Although computed tomography (CT) is more sensitive for the detection of calcifications, MRI is the most accurate technique to access the degree of infection, location, and the evolutionary stage of the parasites6,15). Up to date the serological diagnosis of cysticercosis has been less than satisfactory, giving high false positive and false negative reactions7,13). Enzyme linked immunoabsorbent assay (ELISA) of the cerebrospinal fluid (CSF) and serum enzyme-linked immunoelectrotransfer blotting (ELTB) provide more reliable results, but ELTB findings are positive in only 20% of subjects with a single parenchymal lesion and revert to negative after the cysticercosis died10). Despite the high false positive and negative rates, serological studies may be helpful in the differential diagnosis of NCC and should be used together with clinical and neuroimaging studies. In addition to clinical and neuroimaging studies, an accurate and complete patient history is crucial for NCC identification, particularly in endemic countries.
The treatment modalities available to patients with NCC include conservative treatment with antiparasitic drugs such as albendazole or praziquantel, being the first-line therapy in most cases of NCC. In a double-blind, placebo-controlled study of patients with seizures resulting from viable parenchymal cysts, antiparasitic drugs decreased the burden of parasites and was effective in reducing the number of generalized seizure8). In our case, we used a praziquantel for 2 weeks after the operation to eradicate other possible systemic involvements. Corticosteroids are used as adjuncts to cystocidal therapy to alleviate symptoms caused by the death of larvae, which occurs from 2 days to 5 days after initiating therapy14).
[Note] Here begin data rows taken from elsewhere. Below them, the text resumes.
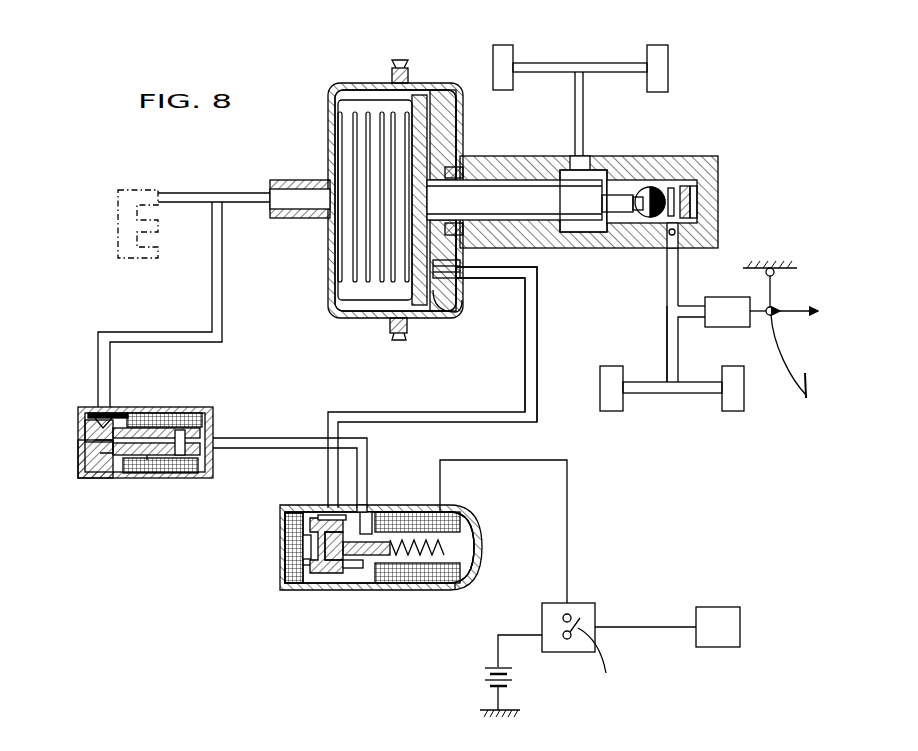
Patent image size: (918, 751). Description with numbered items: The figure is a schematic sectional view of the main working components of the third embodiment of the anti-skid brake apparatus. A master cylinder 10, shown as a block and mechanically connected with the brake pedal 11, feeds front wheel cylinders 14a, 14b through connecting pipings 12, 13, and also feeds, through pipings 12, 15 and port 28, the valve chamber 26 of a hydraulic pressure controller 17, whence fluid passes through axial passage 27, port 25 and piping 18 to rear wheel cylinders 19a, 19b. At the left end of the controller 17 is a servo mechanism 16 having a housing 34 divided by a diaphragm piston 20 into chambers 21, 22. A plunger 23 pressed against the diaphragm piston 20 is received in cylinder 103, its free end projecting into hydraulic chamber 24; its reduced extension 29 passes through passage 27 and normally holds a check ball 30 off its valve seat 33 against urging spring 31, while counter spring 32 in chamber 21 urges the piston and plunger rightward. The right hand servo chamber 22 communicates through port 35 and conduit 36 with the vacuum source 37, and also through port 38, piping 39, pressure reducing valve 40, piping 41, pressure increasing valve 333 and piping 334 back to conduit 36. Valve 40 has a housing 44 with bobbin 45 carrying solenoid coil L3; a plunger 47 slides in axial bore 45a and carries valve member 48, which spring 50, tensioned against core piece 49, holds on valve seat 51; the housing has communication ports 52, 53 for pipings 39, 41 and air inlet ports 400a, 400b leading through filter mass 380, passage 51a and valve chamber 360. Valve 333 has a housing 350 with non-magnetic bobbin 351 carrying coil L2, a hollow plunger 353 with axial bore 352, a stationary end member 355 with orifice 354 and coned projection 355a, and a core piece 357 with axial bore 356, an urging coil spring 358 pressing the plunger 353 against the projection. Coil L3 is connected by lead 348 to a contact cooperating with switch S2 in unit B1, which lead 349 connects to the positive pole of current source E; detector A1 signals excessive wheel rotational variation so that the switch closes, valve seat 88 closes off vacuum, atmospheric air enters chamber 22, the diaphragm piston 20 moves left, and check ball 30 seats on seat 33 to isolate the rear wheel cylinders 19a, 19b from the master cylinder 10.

The servo mechanism 16 is at (372, 80).
The housing 34 is at (330, 150).
The servo chamber 22 is at (440, 145).
The diaphragm piston 20 is at (420, 112).
The chamber 21 is at (360, 293).
The counter spring 32 is at (355, 240).
The port 35 is at (290, 192).
The port 38 is at (458, 300).
The vacuum source 37 is at (130, 190).
The conduit 36 is at (197, 197).
The piping 334 is at (215, 262).
The pressure increasing valve 333 is at (230, 384).
The housing 350 is at (82, 465).
The stationary end member 355 is at (82, 440).
The coned projection 355a is at (105, 455).
The orifice 354 is at (80, 415).
The hollow plunger 353 is at (115, 413).
The bobbin 351 is at (210, 410).
The axial bore 352 is at (140, 460).
The axial bore 356 is at (215, 428).
The core piece 357 is at (200, 452).
The urging coil spring 358 is at (205, 440).
The coil L2 is at (160, 465).
The piping 41 is at (328, 414).
The piping 39 is at (537, 355).
The rear wheel cylinder 19a is at (503, 60).
The rear wheel cylinder 19b is at (657, 55).
The piping 18 is at (578, 98).
The hydraulic pressure controller 17 is at (760, 141).
The cylinder 103 is at (513, 170).
The plunger 23 is at (478, 190).
The hydraulic chamber 24 is at (570, 222).
The port 25 is at (590, 170).
The axial passage 27 is at (605, 230).
The valve seat 33 is at (640, 192).
The check ball 30 is at (655, 200).
The urging spring 31 is at (700, 195).
The valve chamber 26 is at (692, 215).
The reduced extension 29 is at (640, 225).
The port 28 is at (680, 232).
The piping 15 is at (667, 280).
The connecting piping 13 is at (668, 336).
The connecting piping 12 is at (690, 300).
The master cylinder 10 is at (732, 318).
The brake pedal 11 is at (785, 348).
The front wheel cylinder 14a is at (610, 400).
The front wheel cylinder 14b is at (735, 400).
The pressure reducing valve 40 is at (278, 578).
The core piece 49 is at (465, 560).
The bobbin 45 is at (480, 575).
The axial bore 45a is at (440, 585).
The plunger 47 is at (417, 525).
The solenoid coil L3 is at (465, 513).
The air inlet port 400b is at (290, 520).
The air inlet port 400a is at (295, 583).
The filter mass 380 is at (308, 550).
The passage 51a is at (300, 565).
The valve seat 51 is at (316, 575).
The communication port 52 is at (322, 518).
The valve member 48 is at (335, 566).
The housing 44 is at (353, 560).
The valve seat 88 is at (363, 575).
The communication port 53 is at (377, 545).
The valve chamber 360 is at (367, 507).
The spring 50 is at (440, 545).
The lead 348 is at (570, 535).
The switch unit B1 is at (598, 615).
The switch S2 is at (603, 662).
The detector A1 is at (720, 615).
The lead 349 is at (495, 636).
The current source E is at (504, 692).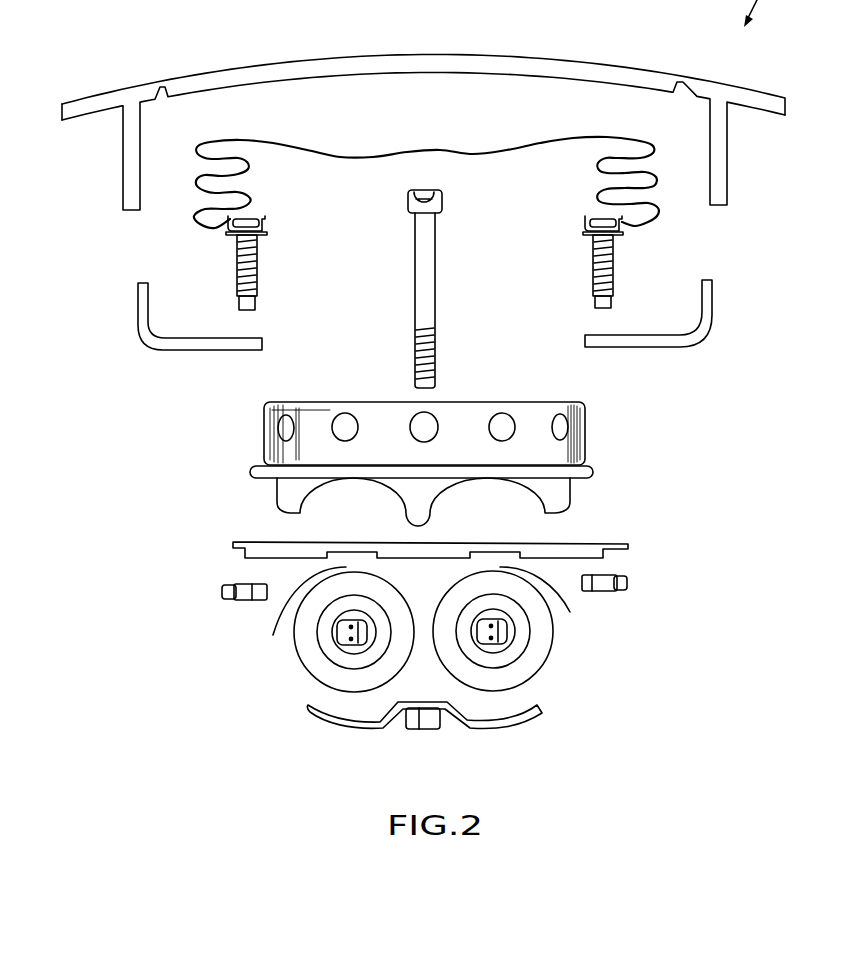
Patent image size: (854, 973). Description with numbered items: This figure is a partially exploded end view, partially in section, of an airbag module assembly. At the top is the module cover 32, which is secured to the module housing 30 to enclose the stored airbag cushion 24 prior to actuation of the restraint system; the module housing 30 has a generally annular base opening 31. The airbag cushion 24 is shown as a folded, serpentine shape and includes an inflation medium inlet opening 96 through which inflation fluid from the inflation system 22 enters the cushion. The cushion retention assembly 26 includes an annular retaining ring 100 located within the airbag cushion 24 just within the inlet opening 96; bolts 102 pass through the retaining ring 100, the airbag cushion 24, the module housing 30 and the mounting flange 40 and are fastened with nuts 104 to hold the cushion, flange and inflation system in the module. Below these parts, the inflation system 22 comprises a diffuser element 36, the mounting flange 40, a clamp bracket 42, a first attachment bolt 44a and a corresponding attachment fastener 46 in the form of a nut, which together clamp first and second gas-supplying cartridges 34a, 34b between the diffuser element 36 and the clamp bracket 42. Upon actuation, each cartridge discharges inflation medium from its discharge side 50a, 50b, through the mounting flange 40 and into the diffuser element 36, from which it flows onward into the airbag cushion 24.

The inflation assembly 22 is at (617, 681).
The airbag cushion 24 is at (462, 152).
The cushion retention assembly 26 is at (206, 261).
The module housing 30 is at (146, 336).
The annular base opening 31 is at (568, 336).
The module cover 32 is at (130, 98).
The first gas-supplying cartridge 34a is at (313, 656).
The second gas-supplying cartridge 34b is at (520, 669).
The diffuser element 36 is at (567, 450).
The mounting flange 40 is at (612, 541).
The clamp bracket 42 is at (507, 722).
The first attachment bolt 44a is at (423, 277).
The attachment fastener 46 is at (427, 718).
The discharge side of first cartridge 50a is at (304, 641).
The discharge side of second cartridge 50b is at (537, 642).
The inflation medium inlet opening 96 is at (289, 256).
The retaining ring 100 is at (263, 226).
The bolts 102 is at (247, 222).
The nuts 104 is at (225, 590).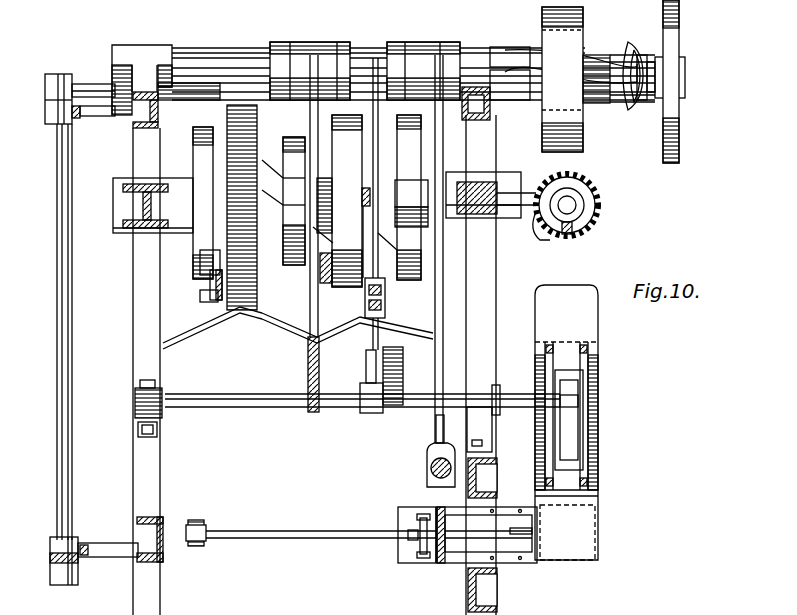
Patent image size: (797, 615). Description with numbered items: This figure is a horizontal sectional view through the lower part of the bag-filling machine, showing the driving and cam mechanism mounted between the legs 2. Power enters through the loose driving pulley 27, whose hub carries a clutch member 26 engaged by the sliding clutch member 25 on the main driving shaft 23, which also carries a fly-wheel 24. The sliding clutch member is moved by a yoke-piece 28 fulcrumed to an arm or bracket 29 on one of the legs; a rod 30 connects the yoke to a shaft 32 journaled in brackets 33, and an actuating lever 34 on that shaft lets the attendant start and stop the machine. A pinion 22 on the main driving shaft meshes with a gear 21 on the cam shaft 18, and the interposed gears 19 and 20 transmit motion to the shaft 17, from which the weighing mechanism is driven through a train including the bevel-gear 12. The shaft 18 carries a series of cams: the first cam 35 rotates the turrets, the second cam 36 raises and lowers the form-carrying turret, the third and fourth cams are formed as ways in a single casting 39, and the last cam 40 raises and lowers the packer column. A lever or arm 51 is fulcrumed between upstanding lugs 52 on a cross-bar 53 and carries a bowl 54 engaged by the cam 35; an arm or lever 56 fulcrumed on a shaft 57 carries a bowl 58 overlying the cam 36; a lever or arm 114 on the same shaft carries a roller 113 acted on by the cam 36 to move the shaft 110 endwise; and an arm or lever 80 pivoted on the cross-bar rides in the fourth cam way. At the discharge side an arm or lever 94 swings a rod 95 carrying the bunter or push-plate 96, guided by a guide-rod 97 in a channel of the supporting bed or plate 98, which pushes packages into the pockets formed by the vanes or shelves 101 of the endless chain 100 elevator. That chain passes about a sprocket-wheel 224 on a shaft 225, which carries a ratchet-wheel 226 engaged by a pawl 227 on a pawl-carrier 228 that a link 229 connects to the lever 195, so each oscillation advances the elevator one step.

If the clinical manifestations are caused by local mass effects in the CNS, such as increased intracranial pressure or hydrocephalus, surgical intervention is necessary3). Moreover, even if a solitary NCC is surgically removed, we suggest antiparasitic drugs should be administered to eradicate other possible systemic involvements.
We describe a 71-year-old woman with a NCC involving the pituitary stalk. NCC should be considered in the differential diagnosis of mass lesions in the pituitary stalk. Prompt surgical resection of the juxtasellar lesion is also recommended for accurate diagnosis, to prevent progression of the disease, and to avoid irreversible loss of the visual function.